On July 16, 1969, Shelley gave birth to a daughter, and the parents named her Rain, after the weather of that summer day. For the first time in his life, Richard made it to the hospital, flowers in hand, for the birth of one of his children. But his dedication as a father was short-lived. Five days later,
Shelley waited in vain to be picked up from the hospital. After a cab dropped her off at their home, she walked in to discover Richard in bed with their housekeeper. She locked herself in the bathroom and sobbed; Richard remained outside, unapologetic. Later, he would bring other women to their home, flaunting his infidelity to the point of inviting Shelley into a threesome. His attention remained fixed on his needs rather than on his baby and her around-the-clock demands.
Meanwhile, Richard and Shelley had a visitor who lived, during daylight hours, in the den of their two-story Hancock Park home. For twelve hours a day, five days a week, Penelope Spheeris sat parked in front of a Moviola editing machine, trying to give shape to the shapeless Uncle Tom’s Fairy Tales. According to Spheeris, the atmosphere in the house was claustrophobic, crackling with tension. Richard had a collection of samurai swords above the fireplace, and he passed the hours standing above Penelope at the Moviola, tossing out ideas in his bathrobe, his Courvoisier and cocaine near at hand.

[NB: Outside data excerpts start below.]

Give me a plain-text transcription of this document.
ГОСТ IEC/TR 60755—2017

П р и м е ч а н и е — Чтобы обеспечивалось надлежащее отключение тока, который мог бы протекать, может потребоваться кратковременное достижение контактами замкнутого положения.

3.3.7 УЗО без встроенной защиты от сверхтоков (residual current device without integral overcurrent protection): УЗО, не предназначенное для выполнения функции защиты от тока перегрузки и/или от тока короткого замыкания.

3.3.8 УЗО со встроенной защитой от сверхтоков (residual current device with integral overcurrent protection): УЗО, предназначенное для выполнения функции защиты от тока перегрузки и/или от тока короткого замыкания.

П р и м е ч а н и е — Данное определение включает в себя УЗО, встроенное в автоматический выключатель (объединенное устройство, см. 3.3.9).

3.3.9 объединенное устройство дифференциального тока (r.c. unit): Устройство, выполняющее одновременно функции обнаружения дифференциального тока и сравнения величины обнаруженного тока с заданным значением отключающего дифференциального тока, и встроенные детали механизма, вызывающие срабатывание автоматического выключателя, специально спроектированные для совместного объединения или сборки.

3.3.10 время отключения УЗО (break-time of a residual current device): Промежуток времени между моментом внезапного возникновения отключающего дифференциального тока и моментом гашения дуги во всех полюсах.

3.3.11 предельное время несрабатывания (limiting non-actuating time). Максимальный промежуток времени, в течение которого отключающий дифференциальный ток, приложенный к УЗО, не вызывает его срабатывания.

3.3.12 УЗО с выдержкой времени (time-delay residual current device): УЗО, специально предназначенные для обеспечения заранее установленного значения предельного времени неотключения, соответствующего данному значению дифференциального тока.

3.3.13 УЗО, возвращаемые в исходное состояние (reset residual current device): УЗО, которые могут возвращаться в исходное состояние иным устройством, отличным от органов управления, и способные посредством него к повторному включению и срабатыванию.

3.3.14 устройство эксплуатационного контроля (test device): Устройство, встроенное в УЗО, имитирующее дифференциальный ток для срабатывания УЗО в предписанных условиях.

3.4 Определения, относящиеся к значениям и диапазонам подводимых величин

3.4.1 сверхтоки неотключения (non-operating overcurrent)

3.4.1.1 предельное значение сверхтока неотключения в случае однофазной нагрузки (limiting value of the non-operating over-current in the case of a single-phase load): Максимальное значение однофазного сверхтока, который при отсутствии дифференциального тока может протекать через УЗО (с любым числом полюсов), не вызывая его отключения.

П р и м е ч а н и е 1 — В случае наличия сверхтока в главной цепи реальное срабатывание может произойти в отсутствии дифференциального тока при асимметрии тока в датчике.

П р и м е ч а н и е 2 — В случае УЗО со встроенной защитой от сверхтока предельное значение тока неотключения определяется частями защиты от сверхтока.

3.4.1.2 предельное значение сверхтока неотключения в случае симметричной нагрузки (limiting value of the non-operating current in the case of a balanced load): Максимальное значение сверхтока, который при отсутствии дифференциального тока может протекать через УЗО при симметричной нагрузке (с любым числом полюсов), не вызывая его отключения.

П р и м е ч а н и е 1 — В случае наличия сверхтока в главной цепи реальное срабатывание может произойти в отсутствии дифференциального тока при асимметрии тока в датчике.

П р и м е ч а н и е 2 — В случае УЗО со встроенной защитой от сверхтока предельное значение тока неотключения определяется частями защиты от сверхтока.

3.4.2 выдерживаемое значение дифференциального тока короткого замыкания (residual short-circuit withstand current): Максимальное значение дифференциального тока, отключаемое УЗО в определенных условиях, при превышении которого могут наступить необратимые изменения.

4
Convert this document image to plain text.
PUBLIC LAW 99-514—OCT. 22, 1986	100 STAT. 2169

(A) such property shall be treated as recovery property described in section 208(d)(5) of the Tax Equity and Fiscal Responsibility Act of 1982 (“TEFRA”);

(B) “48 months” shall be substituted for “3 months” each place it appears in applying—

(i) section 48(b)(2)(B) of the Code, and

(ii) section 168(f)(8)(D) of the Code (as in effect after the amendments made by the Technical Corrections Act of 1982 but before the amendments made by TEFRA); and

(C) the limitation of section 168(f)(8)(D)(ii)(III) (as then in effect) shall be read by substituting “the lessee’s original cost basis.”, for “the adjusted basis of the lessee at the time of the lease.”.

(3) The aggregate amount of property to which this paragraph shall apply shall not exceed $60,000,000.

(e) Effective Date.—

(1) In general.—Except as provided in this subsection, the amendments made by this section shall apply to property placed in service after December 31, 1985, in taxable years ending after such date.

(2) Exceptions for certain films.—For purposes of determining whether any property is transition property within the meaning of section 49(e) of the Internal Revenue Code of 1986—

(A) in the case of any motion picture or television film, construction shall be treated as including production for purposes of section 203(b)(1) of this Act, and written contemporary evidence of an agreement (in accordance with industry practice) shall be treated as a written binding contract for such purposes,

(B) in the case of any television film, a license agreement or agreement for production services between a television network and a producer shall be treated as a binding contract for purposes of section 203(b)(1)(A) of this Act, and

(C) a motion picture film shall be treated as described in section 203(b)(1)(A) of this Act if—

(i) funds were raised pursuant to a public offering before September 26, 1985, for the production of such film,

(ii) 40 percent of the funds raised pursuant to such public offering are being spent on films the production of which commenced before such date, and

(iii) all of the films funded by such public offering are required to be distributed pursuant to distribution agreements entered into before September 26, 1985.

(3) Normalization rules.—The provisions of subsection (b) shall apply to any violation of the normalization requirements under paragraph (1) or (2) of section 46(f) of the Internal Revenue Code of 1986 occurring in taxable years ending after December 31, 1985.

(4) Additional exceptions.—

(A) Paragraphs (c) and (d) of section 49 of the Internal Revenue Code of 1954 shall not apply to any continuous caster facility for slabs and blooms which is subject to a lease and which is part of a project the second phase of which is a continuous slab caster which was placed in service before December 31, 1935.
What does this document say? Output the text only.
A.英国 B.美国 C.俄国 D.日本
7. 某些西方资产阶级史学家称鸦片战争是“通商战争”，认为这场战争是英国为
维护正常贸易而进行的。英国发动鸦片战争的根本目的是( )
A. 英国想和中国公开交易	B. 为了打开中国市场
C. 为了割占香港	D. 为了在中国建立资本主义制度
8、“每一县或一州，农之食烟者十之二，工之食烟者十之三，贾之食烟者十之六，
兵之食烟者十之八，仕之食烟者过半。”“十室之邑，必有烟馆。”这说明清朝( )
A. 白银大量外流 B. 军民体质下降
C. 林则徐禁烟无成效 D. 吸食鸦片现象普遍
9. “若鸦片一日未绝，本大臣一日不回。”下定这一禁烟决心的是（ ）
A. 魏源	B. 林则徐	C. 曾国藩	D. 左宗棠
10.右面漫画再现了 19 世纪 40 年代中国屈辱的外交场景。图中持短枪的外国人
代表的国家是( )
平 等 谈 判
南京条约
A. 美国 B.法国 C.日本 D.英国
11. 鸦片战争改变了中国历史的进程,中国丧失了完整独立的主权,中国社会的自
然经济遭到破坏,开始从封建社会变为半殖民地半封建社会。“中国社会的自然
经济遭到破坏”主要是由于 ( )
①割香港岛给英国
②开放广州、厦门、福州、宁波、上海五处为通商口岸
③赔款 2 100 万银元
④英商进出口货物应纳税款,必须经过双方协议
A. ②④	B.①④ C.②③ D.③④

At times the line between art and life would collapse, the plot dynamics of the film bleeding into the dynamics of Richard and Shelley’s marriage. Working at the Moviola, Penelope might be wrestling with a snippet of dialogue like “Get out of here, you pig-faced motherfucker!” while in the kitchen Shelley labored to cook soul food for Richard and his circle of black friends. “Come on, get our food together! Can you make some chitlins, Miss Shelley?” they razzed her as they trooped en masse through the kitchen, playing the race card with the same abandon as the film’s characters. Paul Mooney liked to call Shelley “the White Lady” to her face, and when he did, Shelley grimaced and Richard cackled. She had reason to feel, like the white protagonist in the film, that she was being put on trial for all the racial crimes in American history.
By December 1969, Penelope had about forty minutes of film that was, at best, experimental, and Richard and Shelley had a marriage that had gone sour. One day, when Shelley came downstairs and saw a too-familiar tableau—Penelope in front of the Moviola, Richard sitting nearby with his Courvoisier and coke—something in her broke.